The problems many couples are experiencing can frequently be found in the day-to-day connections they have with each other.
What women need
In the main, women need to feel heard and understood to enable them to feel safe in their closeness with their partner so that intimacy can flourish.
For a woman, this is an essential part. To enable her to feel feminine a woman needs to feel secure emotionally. She needs to feel heard and she needs to experience polarity with her man to create the spark where sex becomes something she desires.
Many men fail to understand this concept as they have no clue what it’s like to be a woman – why would they! They have never experienced that myriad of thoughts flying through their mind all fighting for attention and focus.
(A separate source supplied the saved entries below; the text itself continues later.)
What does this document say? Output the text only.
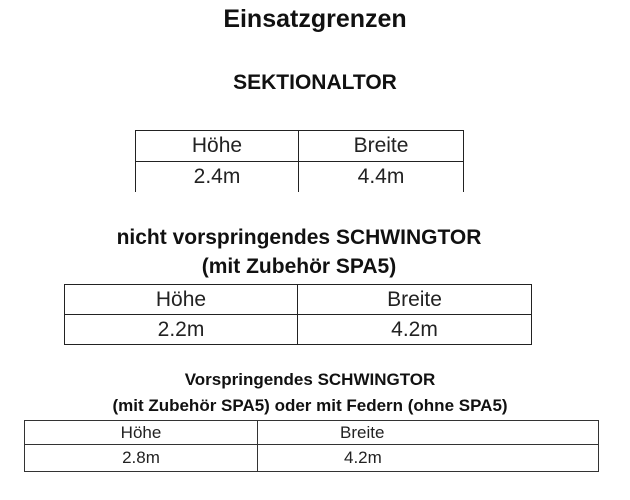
Einsatzgrenzen
SEKTIONALTOR
Höhe	Breite
2.4m	4.4m
nicht vorspringendes SCHWINGTOR
(mit Zubehör SPA5)
Höhe	Breite
2.2m	4.2m
Vorspringendes SCHWINGTOR
(mit Zubehör SPA5) oder mit Federn (ohne SPA5)
Höhe	Breite
2.8m	4.2m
For a woman to release herself from all this she needs to feel emotionally understood.
A man’s mind works differently. His ability to laser focus on one thing at a time is essential for survival. So, ladies, it’s highly likely he just doesn’t know that your mind is working differently. When he appears uncaring and cold it may be he doesn’t know what to do to reach you.
Men want to fix
Men are ‘designed’ to fix (again I say this in general). They want to be able to solve. Solving makes them feel great. Having solved they want to express that feeling of success in intimacy. This is great if their partner feels safe. Not so good if their partner is left feeling misunderstood and ignored or dismissed.
Men and women have different requirements for intimacy to flourish
In my sessions, I work with couples so they learn and appreciate their different dynamics and how these are a strength in each of them. What each of them needs and how those needs must be met for each of them. Once this is understood they are now in a position to work on a future which will keep that connection in place.
For intimacy to flourish for both of you, it is vital to understand how your minds work and how to keep that all-important dynamic between you.
So if this is you and you are feeling that you have become friends rather than lovers, that the sexual connection with your partner has died for good, it may not be the case at all. It has gone into hiding for a reason, and the reason may not be clear. It may be worth finding out before you decide on other options.